I use usb stick with Ventoy. I copy it into .config and add a line for aliassrc into .bashrc and I'm all set.

[–] Syudagye@pawb.social 3 points 1 year ago

not distro-hopping, but i use nix, which can be used on anydistro.

[–] selawdivad@lemm.ee 3 points 1 year ago

I have a git repository in ~/dotfiles, and symbolic link the ones I want as I need them. I've only just started tracking my dotfiles and I'm not super disciplined with it yet, so I still have slightly different setups on each system.

[–] hitagi@ani.social 2 points 1 year ago

I used to have a git repo on Github for my dotfiles but I took it down when I realized that there are some config files I don't want public like my newsboat links or API keys on my ~/.bashrc. Now I just sync it encrypted to some file storage but I may put it on my private git server instead where password-store lives.

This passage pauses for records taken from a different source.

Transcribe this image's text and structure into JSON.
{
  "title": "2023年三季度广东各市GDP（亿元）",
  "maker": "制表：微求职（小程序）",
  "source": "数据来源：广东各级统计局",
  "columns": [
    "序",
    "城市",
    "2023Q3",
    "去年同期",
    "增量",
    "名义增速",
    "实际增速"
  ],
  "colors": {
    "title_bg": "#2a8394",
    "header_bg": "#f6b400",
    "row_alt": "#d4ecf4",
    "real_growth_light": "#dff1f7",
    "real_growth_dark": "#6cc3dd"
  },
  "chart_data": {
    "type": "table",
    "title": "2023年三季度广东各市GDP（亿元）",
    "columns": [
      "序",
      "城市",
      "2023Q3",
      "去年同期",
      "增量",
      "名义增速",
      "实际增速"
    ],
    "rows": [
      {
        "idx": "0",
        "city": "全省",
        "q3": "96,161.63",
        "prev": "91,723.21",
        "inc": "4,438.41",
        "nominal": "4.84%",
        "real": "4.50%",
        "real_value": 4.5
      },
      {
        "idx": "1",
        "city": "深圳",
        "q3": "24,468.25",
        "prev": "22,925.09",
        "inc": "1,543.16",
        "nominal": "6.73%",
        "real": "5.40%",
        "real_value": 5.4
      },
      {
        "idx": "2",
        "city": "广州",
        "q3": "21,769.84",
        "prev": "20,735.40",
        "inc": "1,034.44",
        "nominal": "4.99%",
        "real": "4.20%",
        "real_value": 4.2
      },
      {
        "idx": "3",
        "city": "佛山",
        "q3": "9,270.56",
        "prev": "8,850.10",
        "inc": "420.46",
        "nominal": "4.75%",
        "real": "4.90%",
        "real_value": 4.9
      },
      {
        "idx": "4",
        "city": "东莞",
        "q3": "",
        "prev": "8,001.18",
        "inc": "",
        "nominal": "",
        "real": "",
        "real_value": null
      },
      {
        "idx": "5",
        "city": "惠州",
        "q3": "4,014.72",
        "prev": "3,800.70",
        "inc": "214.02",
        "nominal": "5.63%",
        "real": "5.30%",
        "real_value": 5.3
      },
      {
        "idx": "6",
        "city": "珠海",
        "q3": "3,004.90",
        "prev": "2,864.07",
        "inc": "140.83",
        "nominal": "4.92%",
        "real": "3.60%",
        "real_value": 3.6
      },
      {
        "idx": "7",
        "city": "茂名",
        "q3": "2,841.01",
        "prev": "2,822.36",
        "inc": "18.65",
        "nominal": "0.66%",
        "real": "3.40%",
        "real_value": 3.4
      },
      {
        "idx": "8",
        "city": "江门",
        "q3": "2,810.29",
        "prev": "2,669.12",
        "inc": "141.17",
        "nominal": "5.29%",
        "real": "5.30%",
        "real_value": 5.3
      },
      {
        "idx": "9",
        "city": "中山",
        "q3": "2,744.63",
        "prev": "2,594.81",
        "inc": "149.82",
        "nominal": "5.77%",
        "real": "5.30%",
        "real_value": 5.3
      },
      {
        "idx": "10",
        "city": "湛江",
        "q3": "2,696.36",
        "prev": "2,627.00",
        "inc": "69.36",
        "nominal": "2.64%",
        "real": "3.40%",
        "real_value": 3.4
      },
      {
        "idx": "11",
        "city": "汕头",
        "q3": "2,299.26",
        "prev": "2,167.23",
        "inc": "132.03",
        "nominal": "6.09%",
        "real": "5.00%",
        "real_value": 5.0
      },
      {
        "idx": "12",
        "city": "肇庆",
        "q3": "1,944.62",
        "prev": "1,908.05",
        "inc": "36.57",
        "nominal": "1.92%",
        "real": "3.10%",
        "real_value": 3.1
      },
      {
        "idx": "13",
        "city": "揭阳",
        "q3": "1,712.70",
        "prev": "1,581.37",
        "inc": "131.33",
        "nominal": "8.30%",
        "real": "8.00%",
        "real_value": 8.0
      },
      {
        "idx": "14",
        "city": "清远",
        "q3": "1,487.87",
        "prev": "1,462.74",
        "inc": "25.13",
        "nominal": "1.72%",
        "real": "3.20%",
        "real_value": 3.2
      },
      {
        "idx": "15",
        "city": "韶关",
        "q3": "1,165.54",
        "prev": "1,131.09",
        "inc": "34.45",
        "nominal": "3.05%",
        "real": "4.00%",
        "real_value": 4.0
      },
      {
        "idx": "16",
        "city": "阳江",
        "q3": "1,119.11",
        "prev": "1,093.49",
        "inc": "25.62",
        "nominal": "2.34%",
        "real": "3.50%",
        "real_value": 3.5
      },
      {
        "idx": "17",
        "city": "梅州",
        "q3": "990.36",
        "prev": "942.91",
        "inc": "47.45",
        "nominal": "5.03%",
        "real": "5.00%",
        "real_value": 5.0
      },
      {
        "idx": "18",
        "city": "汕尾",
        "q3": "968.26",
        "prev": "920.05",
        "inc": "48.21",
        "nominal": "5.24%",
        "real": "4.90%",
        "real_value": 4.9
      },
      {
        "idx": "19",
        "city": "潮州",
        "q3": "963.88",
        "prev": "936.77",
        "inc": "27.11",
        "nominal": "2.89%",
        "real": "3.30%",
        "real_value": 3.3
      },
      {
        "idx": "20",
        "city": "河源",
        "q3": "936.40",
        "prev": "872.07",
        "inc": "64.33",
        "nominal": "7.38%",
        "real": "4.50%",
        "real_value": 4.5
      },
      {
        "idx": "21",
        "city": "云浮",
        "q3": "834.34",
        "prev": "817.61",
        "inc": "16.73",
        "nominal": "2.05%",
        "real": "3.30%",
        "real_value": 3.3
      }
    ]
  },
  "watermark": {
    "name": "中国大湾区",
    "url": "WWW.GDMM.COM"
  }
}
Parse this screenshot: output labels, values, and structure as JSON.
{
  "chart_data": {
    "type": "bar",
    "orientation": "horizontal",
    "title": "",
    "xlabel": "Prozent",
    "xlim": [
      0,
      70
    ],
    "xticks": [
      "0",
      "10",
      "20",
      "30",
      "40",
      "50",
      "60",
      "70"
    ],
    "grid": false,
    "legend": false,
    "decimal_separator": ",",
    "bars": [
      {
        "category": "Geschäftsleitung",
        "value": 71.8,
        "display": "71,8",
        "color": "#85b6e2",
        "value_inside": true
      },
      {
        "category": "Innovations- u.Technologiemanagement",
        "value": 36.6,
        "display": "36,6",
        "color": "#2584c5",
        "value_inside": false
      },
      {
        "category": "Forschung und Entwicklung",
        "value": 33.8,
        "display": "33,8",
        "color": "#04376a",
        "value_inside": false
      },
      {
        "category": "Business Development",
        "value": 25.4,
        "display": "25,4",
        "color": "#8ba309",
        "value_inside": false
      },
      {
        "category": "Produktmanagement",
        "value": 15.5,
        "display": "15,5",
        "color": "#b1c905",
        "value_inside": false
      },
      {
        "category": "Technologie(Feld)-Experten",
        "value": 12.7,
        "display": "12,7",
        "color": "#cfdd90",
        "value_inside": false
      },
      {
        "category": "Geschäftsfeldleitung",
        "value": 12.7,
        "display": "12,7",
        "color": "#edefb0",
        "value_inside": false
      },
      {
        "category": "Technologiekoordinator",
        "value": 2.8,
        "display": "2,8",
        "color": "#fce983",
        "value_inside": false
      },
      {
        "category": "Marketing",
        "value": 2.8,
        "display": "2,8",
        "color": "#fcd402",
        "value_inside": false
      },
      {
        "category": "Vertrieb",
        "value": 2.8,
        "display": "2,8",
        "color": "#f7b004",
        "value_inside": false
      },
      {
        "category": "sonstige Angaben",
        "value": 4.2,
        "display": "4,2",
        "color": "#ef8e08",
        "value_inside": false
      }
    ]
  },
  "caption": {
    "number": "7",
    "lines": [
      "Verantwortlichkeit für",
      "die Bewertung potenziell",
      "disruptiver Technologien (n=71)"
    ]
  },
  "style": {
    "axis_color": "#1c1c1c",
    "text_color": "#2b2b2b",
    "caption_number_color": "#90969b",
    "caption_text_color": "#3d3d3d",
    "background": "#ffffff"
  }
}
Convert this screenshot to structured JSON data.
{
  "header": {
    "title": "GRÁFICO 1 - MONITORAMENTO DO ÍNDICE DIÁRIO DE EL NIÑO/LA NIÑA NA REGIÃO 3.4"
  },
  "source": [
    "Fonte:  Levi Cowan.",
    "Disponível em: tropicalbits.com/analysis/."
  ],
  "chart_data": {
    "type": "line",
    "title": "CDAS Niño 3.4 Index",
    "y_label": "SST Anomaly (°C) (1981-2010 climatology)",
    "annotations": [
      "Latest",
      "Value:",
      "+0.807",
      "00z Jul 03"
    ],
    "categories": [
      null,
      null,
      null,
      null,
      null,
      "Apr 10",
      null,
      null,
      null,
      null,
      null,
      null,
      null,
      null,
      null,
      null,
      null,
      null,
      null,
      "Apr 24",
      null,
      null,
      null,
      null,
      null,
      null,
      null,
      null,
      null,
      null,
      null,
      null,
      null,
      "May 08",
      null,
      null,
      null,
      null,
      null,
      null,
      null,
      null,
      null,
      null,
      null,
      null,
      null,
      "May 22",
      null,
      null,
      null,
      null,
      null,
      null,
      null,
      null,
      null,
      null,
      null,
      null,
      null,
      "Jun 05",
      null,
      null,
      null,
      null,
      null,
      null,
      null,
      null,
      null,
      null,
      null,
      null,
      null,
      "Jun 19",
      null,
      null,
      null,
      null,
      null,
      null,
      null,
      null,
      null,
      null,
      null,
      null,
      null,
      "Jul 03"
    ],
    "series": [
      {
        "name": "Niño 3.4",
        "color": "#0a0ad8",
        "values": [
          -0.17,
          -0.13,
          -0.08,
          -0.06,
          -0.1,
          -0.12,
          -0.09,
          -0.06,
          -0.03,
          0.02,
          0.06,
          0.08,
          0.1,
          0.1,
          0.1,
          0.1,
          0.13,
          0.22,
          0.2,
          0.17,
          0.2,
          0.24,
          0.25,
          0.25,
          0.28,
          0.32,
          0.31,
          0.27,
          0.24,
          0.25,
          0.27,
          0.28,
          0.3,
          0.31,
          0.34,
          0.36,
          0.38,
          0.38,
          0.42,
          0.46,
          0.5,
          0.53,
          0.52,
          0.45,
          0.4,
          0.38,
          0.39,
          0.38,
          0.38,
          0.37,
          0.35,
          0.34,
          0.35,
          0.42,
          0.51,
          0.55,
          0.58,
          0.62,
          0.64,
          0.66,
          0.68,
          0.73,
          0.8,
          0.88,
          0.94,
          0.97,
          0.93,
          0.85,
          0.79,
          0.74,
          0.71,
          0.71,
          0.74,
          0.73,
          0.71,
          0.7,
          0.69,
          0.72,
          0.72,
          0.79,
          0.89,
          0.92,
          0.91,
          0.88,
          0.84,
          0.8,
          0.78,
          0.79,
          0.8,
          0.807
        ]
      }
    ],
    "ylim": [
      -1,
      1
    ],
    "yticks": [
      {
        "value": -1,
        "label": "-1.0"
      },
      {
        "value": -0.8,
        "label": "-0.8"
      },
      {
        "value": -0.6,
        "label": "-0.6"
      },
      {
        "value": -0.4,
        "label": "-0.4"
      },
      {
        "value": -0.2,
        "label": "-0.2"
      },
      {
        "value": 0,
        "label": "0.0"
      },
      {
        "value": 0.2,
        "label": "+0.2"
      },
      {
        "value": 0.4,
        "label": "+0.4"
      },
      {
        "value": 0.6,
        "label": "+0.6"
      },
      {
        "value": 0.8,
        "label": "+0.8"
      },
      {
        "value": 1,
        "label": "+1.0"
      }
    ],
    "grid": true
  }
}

[–] lfromanini@feddit.nl 2 points 1 year ago (1 children)

I manage my config files with RCM, this way: https://fedoramagazine.org/managing-dotfiles-rcm/

But I use it for share my dotfiles between my home and my work computer. For distro hopping only, I have my /home mounted in a secondary HD, so it's never formatted.

For the config files in other paths, I keep a log of everything I changed in Dropbox and then I redo. I admit that this may not be the best solution, but the others works good.

[–] Retainer8510 1 points 1 year ago

sounds awesome! will try this approach

[–] tarneo@lemmy.ml 1 points 1 year ago

I'm not a distrohopper, but GNU stow is delightfully simple. See my dotfiles as an example.

[–] madcow@lemmy.ml 1 points 1 year ago

I really like the simplicity of this workflow by StreakyCobra on HN (explained as a blog post here):

I use:

git init --bare $HOME/.myconf
alias config='/usr/bin/git --git-dir=$HOME/.myconf/ --work-tree=$HOME'
config config status.showUntrackedFiles no

where my ~/.myconf directory is a git bare repository. Then any file within the home folder can be versioned with normal commands like:

config status
config add .vimrc
config commit -m "Add vimrc"
config add .config/redshift.conf
config commit -m "Add redshift config"
config push
And so one…

No extra tooling, no symlinks, files are tracked on a version control system, you can use different branches for different computers, you can replicate you configuration easily on new installation.